It’s late at night and the dusk surrounds me like a soft blanket of solitude. I’m holding a glass of dry wine, bitter like my life, and in my ears plays sad music that, as usual, brings me back to thoughts of love. Why it doesn’t come? Why does every attempt end right here, with this glass, in this darkness? It all used to be so simple.
Questions swirl in my mind. How long does it take to truly fall in love? And how long to realize it? When I was younger, love came quietly—often after years of friendship. Those were the longest and most beautiful relationships I had. But there were also the ones that began fast and faded just as quickly.
Maybe the mistake is expecting. Maybe it’s better to let things flow, without demands or imagined pictures. And what is loneliness, really? Just a state of mind? And what about love itself? What is it? Is it only about romance?

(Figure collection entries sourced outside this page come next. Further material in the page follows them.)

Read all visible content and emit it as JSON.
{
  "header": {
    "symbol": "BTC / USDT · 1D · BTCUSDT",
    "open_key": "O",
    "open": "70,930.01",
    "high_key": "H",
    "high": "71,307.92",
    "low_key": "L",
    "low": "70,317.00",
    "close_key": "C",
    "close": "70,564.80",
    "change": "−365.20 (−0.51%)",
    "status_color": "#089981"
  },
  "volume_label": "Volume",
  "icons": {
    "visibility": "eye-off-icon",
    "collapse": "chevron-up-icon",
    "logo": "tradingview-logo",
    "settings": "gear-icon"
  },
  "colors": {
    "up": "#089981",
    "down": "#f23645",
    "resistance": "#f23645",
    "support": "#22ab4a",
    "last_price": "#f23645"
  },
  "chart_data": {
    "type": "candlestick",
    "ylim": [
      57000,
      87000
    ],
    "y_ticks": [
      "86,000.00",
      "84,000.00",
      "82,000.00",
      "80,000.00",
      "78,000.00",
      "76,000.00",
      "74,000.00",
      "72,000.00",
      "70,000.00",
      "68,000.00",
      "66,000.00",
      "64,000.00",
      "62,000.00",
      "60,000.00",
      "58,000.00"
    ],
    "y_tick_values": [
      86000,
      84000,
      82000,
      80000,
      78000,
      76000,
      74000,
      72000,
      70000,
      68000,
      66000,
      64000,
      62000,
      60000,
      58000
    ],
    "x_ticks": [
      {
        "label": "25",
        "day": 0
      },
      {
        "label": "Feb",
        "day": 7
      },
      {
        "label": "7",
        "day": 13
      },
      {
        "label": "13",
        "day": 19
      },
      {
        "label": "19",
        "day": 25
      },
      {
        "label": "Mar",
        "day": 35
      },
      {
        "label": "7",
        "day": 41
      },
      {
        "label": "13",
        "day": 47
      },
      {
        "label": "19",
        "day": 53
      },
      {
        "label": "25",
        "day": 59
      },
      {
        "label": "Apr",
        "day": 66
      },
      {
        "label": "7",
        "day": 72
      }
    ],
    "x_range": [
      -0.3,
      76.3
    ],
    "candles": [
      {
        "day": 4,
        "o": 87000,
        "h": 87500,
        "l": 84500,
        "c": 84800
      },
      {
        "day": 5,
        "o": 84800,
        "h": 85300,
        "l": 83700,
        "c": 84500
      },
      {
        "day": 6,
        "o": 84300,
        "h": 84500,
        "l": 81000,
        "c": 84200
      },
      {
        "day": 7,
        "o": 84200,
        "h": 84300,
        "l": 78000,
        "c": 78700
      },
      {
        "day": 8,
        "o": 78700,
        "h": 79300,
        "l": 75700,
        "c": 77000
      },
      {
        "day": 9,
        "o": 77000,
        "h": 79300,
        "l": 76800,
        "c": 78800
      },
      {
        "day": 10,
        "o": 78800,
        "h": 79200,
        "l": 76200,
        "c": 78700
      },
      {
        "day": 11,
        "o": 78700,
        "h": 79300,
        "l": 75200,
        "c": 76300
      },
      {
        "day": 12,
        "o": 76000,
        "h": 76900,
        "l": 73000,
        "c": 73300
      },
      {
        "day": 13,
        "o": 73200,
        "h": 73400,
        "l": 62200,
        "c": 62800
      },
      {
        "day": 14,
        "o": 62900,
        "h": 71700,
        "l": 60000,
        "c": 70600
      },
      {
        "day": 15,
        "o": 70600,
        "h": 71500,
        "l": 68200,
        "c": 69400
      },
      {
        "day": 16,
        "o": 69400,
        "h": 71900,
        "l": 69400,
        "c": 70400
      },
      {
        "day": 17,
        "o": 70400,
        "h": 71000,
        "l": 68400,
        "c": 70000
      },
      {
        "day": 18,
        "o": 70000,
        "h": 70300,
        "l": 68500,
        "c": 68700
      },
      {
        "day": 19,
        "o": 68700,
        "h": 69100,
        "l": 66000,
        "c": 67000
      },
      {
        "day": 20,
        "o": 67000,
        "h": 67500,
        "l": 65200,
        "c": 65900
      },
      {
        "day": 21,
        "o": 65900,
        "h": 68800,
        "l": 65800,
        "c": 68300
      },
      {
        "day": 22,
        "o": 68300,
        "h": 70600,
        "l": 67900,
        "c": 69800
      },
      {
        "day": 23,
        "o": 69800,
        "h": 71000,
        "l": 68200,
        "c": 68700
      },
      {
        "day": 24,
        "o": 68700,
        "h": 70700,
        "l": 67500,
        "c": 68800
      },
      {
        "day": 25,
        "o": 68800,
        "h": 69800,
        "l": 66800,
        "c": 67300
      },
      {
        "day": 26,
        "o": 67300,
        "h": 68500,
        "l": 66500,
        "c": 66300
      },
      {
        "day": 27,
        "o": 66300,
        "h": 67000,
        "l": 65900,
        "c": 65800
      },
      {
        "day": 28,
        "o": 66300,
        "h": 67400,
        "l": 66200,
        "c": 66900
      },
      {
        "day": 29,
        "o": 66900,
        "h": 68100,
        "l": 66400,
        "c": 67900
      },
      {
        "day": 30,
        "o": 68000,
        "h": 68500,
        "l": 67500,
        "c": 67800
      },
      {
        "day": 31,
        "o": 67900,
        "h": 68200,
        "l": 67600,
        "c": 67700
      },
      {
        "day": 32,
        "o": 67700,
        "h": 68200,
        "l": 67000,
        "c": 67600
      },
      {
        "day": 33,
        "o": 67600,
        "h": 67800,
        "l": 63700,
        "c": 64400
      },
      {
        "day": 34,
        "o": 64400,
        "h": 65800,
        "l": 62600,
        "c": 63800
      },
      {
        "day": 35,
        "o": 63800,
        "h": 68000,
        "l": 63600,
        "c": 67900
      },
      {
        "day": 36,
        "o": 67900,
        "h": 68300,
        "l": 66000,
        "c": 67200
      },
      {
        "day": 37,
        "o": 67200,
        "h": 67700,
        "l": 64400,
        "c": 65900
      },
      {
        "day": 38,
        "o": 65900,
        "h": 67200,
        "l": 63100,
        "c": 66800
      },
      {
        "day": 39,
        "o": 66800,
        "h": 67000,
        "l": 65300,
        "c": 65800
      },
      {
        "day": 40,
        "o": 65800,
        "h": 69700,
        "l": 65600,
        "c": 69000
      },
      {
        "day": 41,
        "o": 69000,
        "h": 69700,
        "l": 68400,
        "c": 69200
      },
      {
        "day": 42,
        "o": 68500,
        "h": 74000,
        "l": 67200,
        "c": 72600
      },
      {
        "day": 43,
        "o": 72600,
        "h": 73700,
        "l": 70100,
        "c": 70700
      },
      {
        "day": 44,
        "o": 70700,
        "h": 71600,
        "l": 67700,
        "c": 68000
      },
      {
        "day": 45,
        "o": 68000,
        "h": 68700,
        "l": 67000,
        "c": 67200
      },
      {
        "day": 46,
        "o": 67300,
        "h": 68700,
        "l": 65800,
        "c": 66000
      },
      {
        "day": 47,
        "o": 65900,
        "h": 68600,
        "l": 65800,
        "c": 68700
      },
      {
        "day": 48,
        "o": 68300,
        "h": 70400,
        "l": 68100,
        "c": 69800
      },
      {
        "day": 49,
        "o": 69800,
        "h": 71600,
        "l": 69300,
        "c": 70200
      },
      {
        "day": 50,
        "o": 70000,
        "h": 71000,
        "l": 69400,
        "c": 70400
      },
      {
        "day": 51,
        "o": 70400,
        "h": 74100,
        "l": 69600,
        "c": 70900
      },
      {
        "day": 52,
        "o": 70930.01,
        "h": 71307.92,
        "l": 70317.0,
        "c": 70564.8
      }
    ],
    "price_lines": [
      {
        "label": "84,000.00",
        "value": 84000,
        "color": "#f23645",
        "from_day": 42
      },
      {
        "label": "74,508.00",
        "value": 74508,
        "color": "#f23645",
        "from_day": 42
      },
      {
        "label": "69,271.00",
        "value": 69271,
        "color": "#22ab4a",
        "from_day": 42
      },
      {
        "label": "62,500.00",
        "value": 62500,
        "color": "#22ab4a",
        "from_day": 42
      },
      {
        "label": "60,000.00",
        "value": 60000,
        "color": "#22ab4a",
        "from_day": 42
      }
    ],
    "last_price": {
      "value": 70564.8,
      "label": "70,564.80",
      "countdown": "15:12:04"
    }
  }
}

Who in your life would call you at three in the morning because there’s no other time you can find to talk? Who thinks about your schedule just to make space to speak with you? I’m lucky, because I have such a sunshine in my life. Her light brightens my days, and I already know her value in my eyes is beyond compare.
I keep thinking about other people in my life—those without whom I can’t imagine living. People I wouldn’t even hesitate for, people I’d run to if they needed me.
So why am I still chasing love? A partner? Do I miss that evening embrace so much that I keep giving it all this time?
Maybe it’s time to let things be. Try to brighten someone’s day. And wait until something unbelievably beautiful grows from it all.